LinkAce Stored Cross-Site Scripting Vulnerability in Audit Page

A stored cross-site scripting vulnerability has been identified in LinkAce versions prior to 2.3.1, specifically on the /system/audit page. The issue arises because the application does not properly sanitize the username field before it is displayed in the audit log. An authenticated attacker can exploit this by injecting a malicious JavaScript payload into their username. When the user performs an action that is logged, such as generating an API token, the payload is saved in the database and executed in the browser of anyone who views the audit page, particularly administrators.

Impact

Exploitation of this vulnerability allows for stored cross-site scripting, where injected scripts are executed in the context of the user viewing the audit page.

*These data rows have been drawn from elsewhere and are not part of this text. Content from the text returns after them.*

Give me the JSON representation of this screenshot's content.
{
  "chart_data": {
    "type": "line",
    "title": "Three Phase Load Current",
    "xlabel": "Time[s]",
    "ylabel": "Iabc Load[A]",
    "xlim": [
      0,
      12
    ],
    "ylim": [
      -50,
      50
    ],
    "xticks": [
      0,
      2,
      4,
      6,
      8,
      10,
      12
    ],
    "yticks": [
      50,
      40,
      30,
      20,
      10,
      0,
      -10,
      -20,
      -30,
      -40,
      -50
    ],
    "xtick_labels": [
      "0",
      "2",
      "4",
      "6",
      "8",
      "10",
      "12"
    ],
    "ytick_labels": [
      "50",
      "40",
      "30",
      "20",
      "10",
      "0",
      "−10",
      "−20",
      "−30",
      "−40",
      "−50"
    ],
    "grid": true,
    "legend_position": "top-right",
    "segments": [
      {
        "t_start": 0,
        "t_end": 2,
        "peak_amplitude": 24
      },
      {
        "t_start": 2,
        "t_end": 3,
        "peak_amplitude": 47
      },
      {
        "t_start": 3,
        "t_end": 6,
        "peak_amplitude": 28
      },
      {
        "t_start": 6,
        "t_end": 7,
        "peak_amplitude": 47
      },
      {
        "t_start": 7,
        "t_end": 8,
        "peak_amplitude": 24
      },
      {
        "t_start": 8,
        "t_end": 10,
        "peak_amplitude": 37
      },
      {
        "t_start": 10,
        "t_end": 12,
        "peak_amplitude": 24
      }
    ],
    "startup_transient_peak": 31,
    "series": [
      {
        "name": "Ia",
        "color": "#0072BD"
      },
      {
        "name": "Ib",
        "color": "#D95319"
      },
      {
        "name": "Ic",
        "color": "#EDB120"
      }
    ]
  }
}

This could lead to session hijacking, account takeover, phishing, data exfiltration, or website defacement.

Reproduction

To reproduce this vulnerability, log into LinkAce as a standard user and navigate to the profile or account settings page to change the username. Enter a JavaScript payload, such as a script tag including JavaScript code, and save the changes. Then, perform an action that triggers a log entry, such as generating an API token. Finally, log in as an administrator and go to the audit log page to see the executed script, confirming the XSS vulnerability.

Remediation

Users can update to LinkAce version 2.3.1 or later, where this vulnerability has been patched.